Genting’s share price tumbled 29.4% on back of $81.6m trade receivables impairment
Core earnings may fall by 30% in Q3.
The drastic fall in Singapore’s gaming volumes is causing warranted distress to Genting Singapore’s shareholders. According to OCBC, Genting has seen its share price taking quite a tumble, falling 29.4% YTD and down 18.0% alone after reporting a large S$81.6m impairment on its trade receivables at its 2Q14 results announcement on 14 August.
OCBC noted that the drop may be substantiated as Genting remains impacted by near-term negatives.
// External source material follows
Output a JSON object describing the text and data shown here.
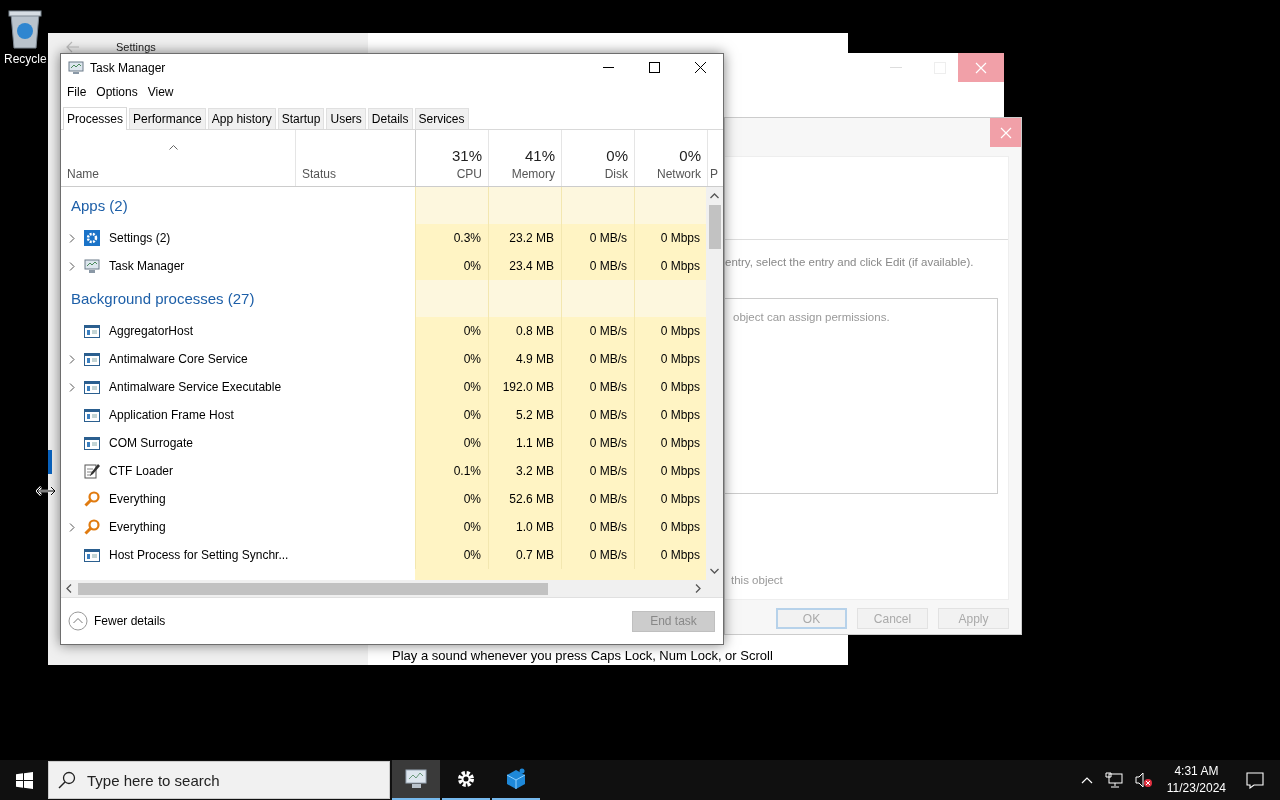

VIP volumes are still suffering as Chinese high-rollers continue to vanish, and Singapore’s gaming pie is steadily shrinking due to the emergence of more casinos in other Southeast Asian countries.
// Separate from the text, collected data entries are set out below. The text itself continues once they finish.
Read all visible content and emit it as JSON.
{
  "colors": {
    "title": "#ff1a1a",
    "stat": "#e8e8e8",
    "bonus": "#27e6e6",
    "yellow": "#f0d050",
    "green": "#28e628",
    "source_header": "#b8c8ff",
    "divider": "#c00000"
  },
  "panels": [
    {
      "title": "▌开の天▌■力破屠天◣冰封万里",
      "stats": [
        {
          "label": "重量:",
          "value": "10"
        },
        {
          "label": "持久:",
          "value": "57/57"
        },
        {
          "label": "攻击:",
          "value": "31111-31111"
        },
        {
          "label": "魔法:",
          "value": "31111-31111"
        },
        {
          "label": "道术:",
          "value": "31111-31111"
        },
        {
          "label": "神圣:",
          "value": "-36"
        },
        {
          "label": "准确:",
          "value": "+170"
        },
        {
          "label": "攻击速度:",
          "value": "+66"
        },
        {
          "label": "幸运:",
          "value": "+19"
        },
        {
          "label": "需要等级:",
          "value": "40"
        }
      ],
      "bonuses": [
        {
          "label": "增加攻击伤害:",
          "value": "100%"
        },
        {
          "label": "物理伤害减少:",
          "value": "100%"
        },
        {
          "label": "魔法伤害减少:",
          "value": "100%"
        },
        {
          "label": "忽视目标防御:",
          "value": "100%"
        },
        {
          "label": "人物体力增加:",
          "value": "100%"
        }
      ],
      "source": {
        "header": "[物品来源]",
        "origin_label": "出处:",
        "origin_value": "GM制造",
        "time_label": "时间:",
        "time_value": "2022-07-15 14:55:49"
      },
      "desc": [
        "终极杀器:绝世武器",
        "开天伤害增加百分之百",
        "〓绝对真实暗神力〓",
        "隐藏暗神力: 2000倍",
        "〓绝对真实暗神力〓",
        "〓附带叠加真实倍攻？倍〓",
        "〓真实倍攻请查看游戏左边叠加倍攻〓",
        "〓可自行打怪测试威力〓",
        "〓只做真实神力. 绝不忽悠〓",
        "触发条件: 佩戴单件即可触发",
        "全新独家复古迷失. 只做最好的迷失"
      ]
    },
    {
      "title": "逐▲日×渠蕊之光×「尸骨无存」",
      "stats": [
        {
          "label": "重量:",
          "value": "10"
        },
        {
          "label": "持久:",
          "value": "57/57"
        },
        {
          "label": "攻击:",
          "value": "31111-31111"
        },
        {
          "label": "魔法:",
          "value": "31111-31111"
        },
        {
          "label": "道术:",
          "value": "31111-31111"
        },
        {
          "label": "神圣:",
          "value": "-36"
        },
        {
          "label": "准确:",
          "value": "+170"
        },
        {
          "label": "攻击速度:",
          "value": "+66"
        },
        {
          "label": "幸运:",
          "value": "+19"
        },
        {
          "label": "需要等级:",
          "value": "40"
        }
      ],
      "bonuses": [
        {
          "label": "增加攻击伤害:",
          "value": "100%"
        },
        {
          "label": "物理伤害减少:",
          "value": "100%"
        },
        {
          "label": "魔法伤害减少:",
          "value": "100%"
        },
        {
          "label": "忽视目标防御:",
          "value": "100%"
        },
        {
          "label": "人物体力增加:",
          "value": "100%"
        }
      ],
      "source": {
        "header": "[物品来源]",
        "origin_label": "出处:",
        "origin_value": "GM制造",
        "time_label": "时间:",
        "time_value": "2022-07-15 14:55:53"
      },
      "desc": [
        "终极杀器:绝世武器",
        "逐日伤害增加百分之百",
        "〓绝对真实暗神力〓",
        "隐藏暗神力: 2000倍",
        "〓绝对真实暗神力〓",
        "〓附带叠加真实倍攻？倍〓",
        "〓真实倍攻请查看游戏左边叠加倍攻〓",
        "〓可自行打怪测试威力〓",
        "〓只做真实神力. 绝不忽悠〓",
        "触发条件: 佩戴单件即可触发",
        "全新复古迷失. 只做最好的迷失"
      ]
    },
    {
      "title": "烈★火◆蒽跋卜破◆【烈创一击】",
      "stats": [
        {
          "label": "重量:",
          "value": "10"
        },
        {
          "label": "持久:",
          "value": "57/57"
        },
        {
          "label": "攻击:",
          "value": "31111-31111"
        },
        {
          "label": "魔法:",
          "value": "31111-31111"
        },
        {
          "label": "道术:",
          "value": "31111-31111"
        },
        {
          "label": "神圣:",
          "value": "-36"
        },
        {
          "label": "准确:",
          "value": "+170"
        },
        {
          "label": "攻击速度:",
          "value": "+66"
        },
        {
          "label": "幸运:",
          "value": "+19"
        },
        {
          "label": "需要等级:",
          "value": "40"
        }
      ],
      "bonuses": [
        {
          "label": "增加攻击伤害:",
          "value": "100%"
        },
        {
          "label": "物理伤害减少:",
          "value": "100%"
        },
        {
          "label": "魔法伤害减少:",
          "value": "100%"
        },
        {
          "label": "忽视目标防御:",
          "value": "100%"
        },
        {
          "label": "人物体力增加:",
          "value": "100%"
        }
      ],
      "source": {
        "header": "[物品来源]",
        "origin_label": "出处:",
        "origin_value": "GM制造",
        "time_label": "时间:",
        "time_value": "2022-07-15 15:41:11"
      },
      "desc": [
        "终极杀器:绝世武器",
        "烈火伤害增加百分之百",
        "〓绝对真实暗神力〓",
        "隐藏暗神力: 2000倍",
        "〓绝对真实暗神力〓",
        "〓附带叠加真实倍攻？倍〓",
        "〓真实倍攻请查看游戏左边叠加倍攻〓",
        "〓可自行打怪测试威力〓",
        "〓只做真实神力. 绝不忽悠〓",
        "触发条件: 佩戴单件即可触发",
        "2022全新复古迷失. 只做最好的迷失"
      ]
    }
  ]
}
“As seen in rival MBS’ 3Q14 results just out, gaming volume has fallen quite drastically, especially for the VIP segment (down 34% YoY to US$9.1b), following the drop in Chinese tourist visitation. As GS commands a larger share of the VIP market here, it would thus feel a bit more of the impact. Following the previous quarter’s large provision, investors are likely to keep a close watch over GS’ accounts receivables, which stood at S$1.19b as of end Jun 2014,” stated the report.
Here’s more from OCBC:
In any case, we would have a better idea of how much has the drop in Chinese tourists affected its business when it next reports its 3Q14 results in mid-Nov.As our forecast already provides for a 30% decline in core earnings for the third quarter, we opt to keep our FY14 estimates for now.
Still, we lower our DCF-based fair value from S$1.33 to S$1.03, mostly to reflect lower growth assumptions in wake of the likely slower economy in China for the next few years.